Market Data + Trends

Here’s Why the Fed Is Targeting the Housing Market to Control Inflation

The Federal Reserve has singled out the housing market as the No.1 driver of inflation, but its aggressive rate hikes could send the economy headfirst into another recession

July 28, 2022
Dollar bill with Federal Reserve stamp on top of newspaper with inflation headline
Image: Stock.adobe.com

In its race to fight inflation, the Federal Reserve has made the real estate market its No. 1 target by raising its short-term interest rates to make the cost of buying a home even more expensive. While that may seem like a contradictory way to create more affordability, the Fed's approach already seems to be working, says Realtor.com. 

As borrowing costs jump to new highs, demand falls and prices stabilize, a scenario currently playing out in the housing market as buyers contending with elevated mortgage rates pull back from home purchases.
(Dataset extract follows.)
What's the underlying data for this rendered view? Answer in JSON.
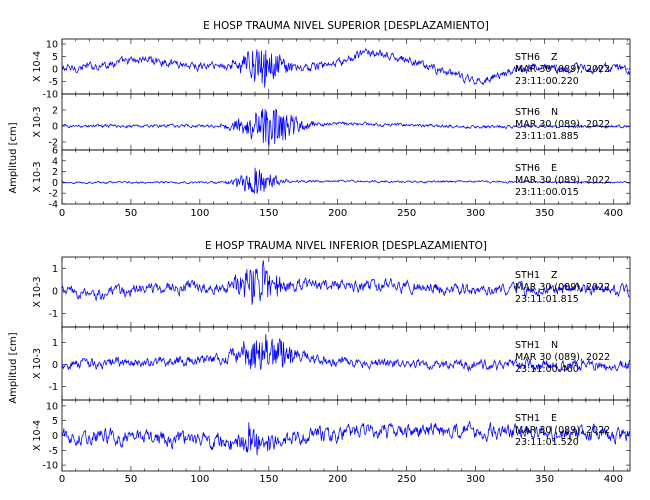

After raising rates by another 0.75 basis points on Wednesday, the Fed’s aggressive inflation control methods have market economists worried that another big rate hike could increase the likelihood of a recession in the near future.

The big question is whether the Fed will continue to raise rates—increasing the likelihood of another recession.

“My guess is they’ll have to raise rates one or two more times,” says economics professor Lawrence J. White, of New York University.

Critics have accused the Fed of allowing inflation to get out of hand before taking steps to get it under control.

“They were too lenient for too long,” says White. “They took too long to realize that inflation was a problem. They don’t want to be caught on the other side, prematurely easing up and causing inflation to rekindle.”